Henkels Musik ist nicht selten einfach aufgebaut, noch in den erratischsten, spontansten Ausbrüchen bleiben Pausen und Raum zum Erfassen der künstlerischen Intention. So ist selbst das Lärmende in diesen permanent weiterentwickelten Experimental-Klangforschungen kaum verstörend, weit mehr bereichernd und Horizont-erweiternd.
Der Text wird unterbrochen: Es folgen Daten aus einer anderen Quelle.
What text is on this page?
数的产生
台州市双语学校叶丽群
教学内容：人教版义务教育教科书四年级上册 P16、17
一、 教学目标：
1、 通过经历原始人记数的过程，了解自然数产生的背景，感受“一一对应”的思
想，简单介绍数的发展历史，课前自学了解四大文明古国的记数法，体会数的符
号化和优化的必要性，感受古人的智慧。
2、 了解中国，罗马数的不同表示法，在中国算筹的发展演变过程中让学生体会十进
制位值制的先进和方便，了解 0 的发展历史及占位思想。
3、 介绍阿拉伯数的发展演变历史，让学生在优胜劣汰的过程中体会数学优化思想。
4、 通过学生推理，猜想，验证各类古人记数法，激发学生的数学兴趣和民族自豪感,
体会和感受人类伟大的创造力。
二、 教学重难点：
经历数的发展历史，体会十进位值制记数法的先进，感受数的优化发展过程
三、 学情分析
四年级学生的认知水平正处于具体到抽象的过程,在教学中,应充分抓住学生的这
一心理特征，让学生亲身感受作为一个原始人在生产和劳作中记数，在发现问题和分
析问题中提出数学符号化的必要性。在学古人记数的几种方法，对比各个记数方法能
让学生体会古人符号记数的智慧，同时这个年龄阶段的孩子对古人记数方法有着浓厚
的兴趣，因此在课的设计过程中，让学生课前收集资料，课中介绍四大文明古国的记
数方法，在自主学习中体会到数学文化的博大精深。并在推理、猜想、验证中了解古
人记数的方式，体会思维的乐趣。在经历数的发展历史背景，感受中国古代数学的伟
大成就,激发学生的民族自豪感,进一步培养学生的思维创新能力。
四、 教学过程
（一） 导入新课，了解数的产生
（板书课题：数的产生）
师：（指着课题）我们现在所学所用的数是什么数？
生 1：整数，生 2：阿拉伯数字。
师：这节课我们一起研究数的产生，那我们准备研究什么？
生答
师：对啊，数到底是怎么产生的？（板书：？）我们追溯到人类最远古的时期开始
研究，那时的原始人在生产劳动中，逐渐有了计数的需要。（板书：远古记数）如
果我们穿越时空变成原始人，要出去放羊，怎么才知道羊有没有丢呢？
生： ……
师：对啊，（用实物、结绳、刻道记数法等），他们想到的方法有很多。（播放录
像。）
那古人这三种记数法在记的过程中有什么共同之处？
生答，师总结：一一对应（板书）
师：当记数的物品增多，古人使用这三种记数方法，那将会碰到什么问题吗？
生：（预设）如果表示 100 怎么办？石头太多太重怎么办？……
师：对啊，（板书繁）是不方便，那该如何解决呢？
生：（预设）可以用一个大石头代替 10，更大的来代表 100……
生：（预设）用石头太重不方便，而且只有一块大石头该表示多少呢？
Sascha Henkel ist ein Musiker, der mit sich reden lässt: eingangs vom Begehr des Publikums nach mehr wenig angetan, gewährte der Musiker abschließend eine weitere Demonstration seines Könnens an der Gitarre als Zugabe und schloss damit den Kreis mit einer kürzeren Nummer, die experimentelles, atonales und abgehacktes Noise-Lichtern eingangs austeste, im weiteren Flow weitaus eindeutiger in vertrautere Spielarten der freien Jazz-Gitarren-Improvisation driftete und damit final eine vertraute und in dem Kontext fast eingängige Ahnung von Swing und Blues durch den Raum schweben ließ.
Jedes Konzert von Sascha Henkel ist ein singuläres Ereignis, keine Aufführung gleicht der anderen, die live improvisierten Stücke nehmen in der folgenden Präsentation eine andere, unvorhersehbare Wendung. Somit darf man bereits jetzt gespannt sein auf weitere experimentelle Forschungsreisen, die den Ausnahmemusiker hoffentlich beizeiten wieder in München anlanden lassen.